How a renovation revealed the St. John's of 96 years ago
I expected a few surprises when my partner and I started renovating our kitchen. A house built near downtown St. John's before the 1900s is sure to be, shall we say, unpredictable.
First, the lumpy donnacona wallboard came down, and then layer after layer of wallpaper.
There on the raw, dark boards was pasted the old newsprint, editions of The Evening Telegram dating back to the months after the First World War.
The pages are yellow and brittle, and crumble at the slightest movement.
They reveal a St. John's in the spring of 1919, still reeling from horror of war, but looking forward to the promise of spring.
The seal hunt was about to begin -- the disaster of 1914 not forgotten -- and people were looking to have some fun.
The Daily Mail in 1913 had offered a prize of 10,000 pounds for the person to cross the Atlantic Ocean in less than 72 hours.
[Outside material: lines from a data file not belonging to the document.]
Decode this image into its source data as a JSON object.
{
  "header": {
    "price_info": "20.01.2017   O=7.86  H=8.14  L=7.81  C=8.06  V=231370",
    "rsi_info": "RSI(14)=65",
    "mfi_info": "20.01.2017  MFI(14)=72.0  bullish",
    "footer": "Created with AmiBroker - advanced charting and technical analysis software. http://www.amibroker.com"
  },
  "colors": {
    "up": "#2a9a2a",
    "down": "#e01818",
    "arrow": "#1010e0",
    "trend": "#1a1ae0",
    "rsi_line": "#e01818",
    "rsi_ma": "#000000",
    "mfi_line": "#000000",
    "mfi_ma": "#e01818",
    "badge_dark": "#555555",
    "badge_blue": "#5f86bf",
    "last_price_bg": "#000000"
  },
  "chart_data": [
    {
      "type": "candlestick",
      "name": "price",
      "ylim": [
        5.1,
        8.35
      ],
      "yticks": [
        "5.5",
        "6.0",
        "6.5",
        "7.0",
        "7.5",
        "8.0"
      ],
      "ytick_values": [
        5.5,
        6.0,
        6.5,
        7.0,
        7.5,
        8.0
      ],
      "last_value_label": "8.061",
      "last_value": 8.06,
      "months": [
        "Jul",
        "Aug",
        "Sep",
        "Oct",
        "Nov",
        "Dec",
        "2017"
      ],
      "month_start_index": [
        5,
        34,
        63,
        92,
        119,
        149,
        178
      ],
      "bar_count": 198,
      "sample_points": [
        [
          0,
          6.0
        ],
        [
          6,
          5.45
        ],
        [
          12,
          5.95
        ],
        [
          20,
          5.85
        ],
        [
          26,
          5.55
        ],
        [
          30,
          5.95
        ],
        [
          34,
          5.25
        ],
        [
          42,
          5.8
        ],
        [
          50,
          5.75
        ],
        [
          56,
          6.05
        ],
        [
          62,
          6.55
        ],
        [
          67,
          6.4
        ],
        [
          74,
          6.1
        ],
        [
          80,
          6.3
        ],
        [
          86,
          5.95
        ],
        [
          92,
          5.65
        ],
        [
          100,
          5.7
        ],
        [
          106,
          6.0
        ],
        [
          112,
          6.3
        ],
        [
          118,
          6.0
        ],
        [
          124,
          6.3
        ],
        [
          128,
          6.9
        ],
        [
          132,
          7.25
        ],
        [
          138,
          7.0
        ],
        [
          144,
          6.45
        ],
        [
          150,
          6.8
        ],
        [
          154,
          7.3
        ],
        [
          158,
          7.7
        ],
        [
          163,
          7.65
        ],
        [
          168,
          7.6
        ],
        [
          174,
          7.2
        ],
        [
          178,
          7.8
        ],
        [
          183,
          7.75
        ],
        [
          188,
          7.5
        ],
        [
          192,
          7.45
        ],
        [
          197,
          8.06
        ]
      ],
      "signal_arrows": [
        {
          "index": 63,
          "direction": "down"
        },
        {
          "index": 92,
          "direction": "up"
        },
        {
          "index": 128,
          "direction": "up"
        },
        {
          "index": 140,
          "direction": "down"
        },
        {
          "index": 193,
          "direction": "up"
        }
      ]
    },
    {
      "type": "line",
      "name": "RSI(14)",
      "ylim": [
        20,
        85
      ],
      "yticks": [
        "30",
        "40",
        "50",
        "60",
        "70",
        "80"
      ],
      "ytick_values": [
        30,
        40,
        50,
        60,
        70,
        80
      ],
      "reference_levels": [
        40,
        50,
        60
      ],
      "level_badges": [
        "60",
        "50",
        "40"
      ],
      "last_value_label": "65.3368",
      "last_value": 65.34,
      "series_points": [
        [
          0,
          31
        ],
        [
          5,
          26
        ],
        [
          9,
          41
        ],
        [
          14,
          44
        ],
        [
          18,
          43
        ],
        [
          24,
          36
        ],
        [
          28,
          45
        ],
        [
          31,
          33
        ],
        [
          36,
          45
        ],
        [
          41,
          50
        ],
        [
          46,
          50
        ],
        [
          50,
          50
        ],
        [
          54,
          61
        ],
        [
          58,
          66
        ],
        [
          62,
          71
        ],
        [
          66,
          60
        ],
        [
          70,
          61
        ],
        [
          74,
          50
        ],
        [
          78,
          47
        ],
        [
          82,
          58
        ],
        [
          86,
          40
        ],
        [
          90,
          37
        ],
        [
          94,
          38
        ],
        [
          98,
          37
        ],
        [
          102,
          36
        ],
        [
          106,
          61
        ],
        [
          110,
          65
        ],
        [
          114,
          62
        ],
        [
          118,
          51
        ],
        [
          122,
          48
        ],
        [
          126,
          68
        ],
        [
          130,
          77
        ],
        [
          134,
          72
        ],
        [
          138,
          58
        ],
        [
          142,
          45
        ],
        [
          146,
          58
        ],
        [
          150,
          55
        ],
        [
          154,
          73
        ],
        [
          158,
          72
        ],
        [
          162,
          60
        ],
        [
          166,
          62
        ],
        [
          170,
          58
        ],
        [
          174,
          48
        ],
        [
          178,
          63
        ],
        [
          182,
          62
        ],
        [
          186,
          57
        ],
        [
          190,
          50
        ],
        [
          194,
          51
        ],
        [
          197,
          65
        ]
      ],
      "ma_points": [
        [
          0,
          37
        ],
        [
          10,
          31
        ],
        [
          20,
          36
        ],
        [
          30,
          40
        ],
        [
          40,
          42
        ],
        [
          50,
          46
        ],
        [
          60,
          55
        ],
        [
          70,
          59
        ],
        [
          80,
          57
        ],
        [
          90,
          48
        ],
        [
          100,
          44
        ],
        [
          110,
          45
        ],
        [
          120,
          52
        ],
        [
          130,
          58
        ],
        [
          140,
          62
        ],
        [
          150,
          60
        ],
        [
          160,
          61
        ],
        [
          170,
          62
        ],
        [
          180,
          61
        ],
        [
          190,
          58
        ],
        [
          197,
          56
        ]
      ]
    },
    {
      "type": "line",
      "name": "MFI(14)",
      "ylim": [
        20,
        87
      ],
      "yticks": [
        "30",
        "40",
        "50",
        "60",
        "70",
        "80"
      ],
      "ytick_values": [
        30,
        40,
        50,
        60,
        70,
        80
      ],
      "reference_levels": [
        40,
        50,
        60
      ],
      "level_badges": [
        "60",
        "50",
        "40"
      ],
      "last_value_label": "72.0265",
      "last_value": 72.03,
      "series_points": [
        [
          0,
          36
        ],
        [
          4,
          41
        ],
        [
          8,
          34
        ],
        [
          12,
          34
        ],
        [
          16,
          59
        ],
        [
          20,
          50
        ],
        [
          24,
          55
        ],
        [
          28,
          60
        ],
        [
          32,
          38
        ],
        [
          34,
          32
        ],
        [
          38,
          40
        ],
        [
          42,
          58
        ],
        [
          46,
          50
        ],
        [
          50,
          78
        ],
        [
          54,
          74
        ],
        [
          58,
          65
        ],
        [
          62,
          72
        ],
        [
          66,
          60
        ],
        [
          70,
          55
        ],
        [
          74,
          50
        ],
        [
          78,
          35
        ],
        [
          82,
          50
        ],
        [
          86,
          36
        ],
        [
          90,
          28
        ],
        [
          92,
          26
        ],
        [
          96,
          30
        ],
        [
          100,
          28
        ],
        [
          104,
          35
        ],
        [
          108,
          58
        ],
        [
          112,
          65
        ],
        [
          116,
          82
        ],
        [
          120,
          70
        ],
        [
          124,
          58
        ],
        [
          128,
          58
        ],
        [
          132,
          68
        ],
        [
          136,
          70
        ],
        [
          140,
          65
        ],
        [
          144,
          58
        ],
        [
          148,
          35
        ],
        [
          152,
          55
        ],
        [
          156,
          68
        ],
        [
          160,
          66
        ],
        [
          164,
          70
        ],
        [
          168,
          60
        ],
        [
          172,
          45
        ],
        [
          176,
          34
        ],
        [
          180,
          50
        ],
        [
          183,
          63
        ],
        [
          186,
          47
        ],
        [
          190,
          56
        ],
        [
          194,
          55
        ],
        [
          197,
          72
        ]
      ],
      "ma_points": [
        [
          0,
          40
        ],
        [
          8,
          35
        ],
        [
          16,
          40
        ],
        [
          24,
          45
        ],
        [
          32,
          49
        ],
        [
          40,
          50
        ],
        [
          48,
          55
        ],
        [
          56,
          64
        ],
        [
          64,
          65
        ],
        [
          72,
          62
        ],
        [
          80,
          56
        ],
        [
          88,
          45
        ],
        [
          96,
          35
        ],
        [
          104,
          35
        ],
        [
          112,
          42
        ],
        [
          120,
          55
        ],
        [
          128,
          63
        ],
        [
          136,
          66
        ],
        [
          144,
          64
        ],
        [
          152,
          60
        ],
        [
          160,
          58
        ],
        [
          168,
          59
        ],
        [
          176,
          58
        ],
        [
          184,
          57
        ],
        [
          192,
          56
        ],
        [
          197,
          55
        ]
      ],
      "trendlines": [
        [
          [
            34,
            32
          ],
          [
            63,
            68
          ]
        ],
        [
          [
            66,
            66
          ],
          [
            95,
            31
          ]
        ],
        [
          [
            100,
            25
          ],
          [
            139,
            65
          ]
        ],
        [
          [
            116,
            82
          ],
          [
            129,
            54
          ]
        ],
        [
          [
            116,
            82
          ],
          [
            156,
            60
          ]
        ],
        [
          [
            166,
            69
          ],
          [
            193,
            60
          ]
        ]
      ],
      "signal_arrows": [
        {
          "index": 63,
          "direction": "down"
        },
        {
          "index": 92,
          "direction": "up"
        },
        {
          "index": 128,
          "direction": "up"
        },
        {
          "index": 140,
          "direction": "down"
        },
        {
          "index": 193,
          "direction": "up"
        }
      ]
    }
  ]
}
The contest, suspended during the war, was on again and put the St. John's area on the map as the takeoff point for several attempts.
The ads, of course, are perfect in their antiquity, but the newspapers themselves must not have been the best insulators.
Along with the 1919 papers was a later edition, from 1925 at the earliest, indicating perhaps that more than newspaper was needed to keep my old kitchen warm.